The brewery was not the first thing we did upon arriving in Dublin, because that would have made us seem like alcoholics. Instead, we toured the lovely Christ Church Cathedral and the lesser known Chester Beatty Library, home to a fascinating exhibit on world religions that showcased, among many other artifacts, some of the earliest known copies of the Letters of St. Paul and fragments of the four Gospels. My inner theology-buff was beyond excited. Best of all, the Library and it's collections are free to the public.

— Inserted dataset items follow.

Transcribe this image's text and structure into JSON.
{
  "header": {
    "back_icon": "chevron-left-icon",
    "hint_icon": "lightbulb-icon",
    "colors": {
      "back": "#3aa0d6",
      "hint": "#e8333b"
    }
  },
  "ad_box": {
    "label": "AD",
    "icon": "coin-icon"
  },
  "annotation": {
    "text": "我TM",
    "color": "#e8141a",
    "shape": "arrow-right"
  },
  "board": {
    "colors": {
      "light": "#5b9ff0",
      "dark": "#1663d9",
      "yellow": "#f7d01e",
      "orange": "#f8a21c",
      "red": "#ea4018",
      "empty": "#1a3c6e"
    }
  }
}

THEN we went to Guinness. And it was great! A bit pricy (20€ for each adult ticket), but it's a lengthy and informative tour that lasts well over an hour. It's also a ton of fun - each of the seven pint-glass-shaped floors (not joking) have interactive games, photo booths, whistling clam shells (again, not joking), and stations at which you can learn how to properly pour and taste your Guinness. You're allowed to go at your own pace, and the tour culminates in a full pint at the bar on the top floor (included in your admission ticket). With 360-degree windows, the view of Dublin is nearly as impressive as the beer itself.

So was it worth the 10-year wait to have my first pint of Guinness in Dublin? Yes. Even though I can't yet compare Irish Guinness to "the stuff they pour in the states," my pint was cold, creamy, malty, and everything I'd dreamed of. I raised a glass to my friends at The Three Counties (my local pub back in Chicago) and sat back to savor my drink. And then I finished J's drink as well because he's a whiskey guy not a beer guy and was secretly hoping I'd finish my drink quickly so we could head to a pub that serves mixed drinks. Which we did immediately after going back to our hotel to take a nap. Because that's how you vacation.

If you go: The Guinness Storehouse  is located near the outskirts of downtown Dublin; we took a cab there and walked back to our hotel. It's open seven days a week with the last tour beginning at 5pm, and buying your ticket online can save you 2€ per adult ticket.